Yes...a number of the negative factors that hit markets, particularly in January and early February, are now fully discounted...
I am thinking particularly of the negative news in Europe (the Greek debt crisis) and also thinking of the monetary tightening that was affecting markets from China and also India and that resulted in a setback in global emerging equity markets... I think, going forward, at least for the next two-three months as we go into late second quarter, we will see global equity markets higher from where we are today.
So are we in for a more meaningful rally across global markets?
If you look at the global equity index, between now and late May, we could see equity markets up between 5% and 10%. I don’t think it is going to be the sort of dramatic rallies that we saw in 2009, but I do think you are going to see steady positive progress in global equities over the next two-three months.
What do you make of market movements in India after the Budget?
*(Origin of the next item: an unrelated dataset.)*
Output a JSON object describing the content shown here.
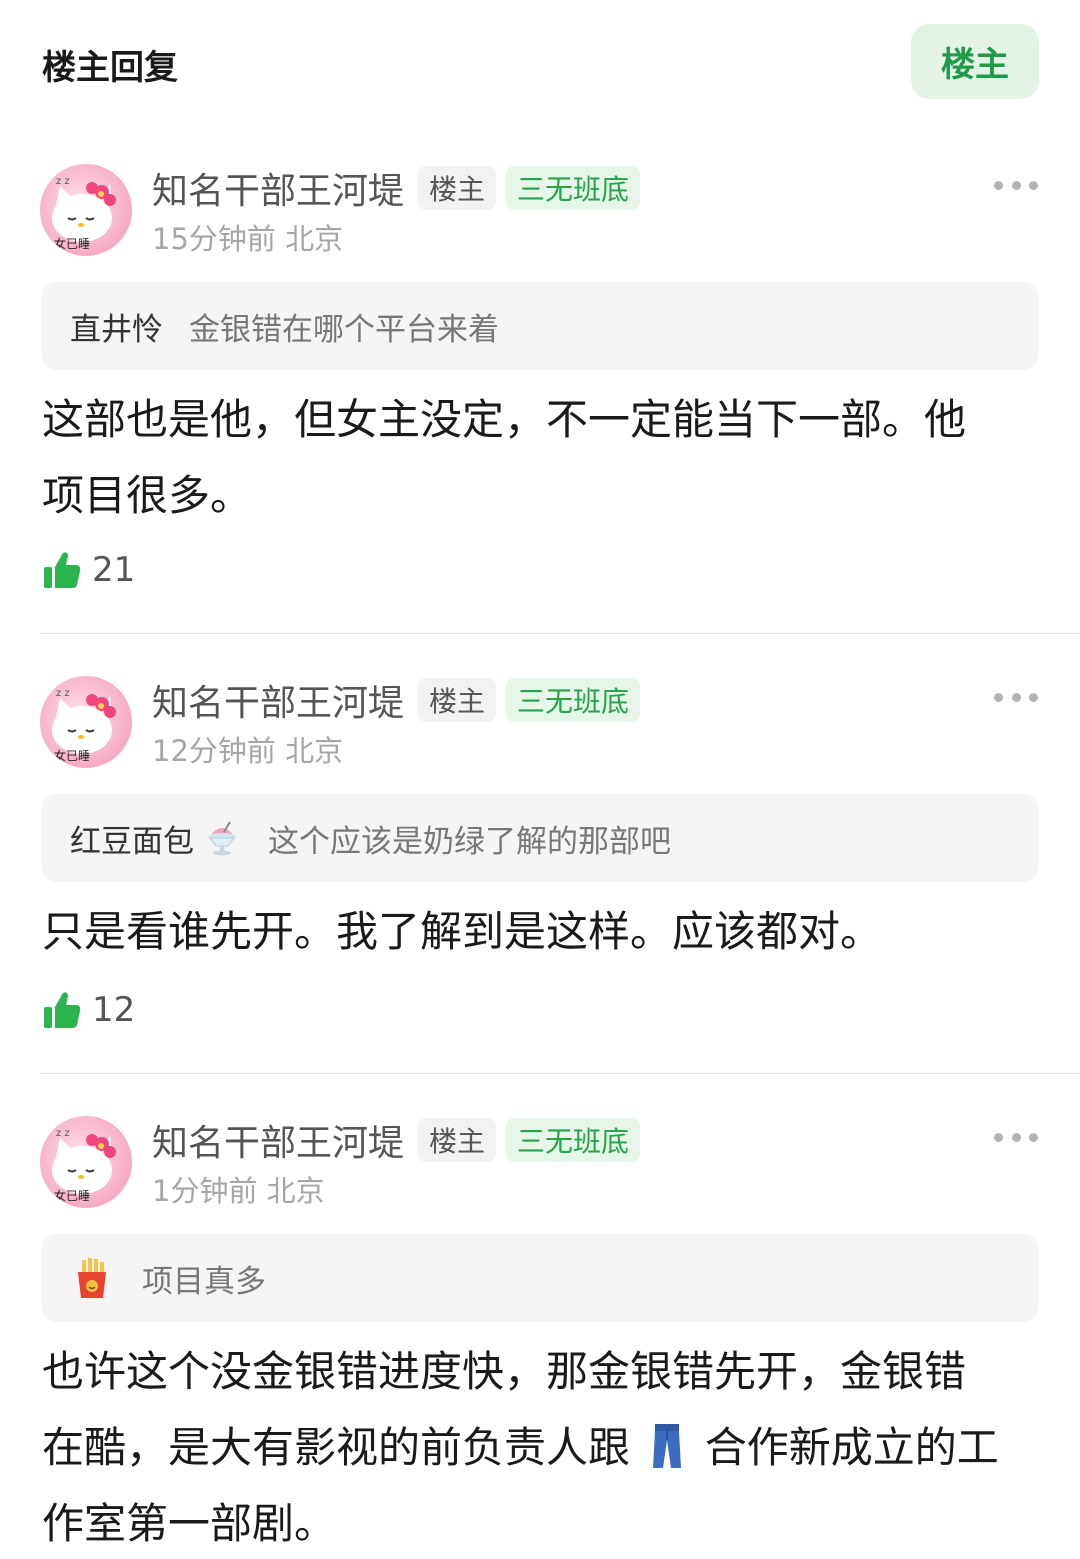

I actually think the Indian authorities managed expectations over the Budget very well. It obviously was a challenging Budget because India has to address the progress in reducing the fiscal deficit... Markets were satisfied with the plans on reducing the fiscal deficit.
I think we could see, with monetary tightening, some improvement in inflation over the next six months—it is not going to be immediate. I think there was a positive response to the growth projections and, particularly, with the need to maximize strong investment spending.
What do you make of the divestment target set out in the Budget?
I think it is a positive and I would argue that, number one, that is positive in hopefully energizing the economy and it is part and parcel of achieving those ambitious growth targets as the ministry of finance has said.
Secondly, I think it should be a positive for the development of Indian equity markets. Thirdly, it should be a positive for attracting both domestic savings and foreign capital. So yes, the targets are ambitious and I think the targets will be achieved, I cannot see any negative factors in those plans.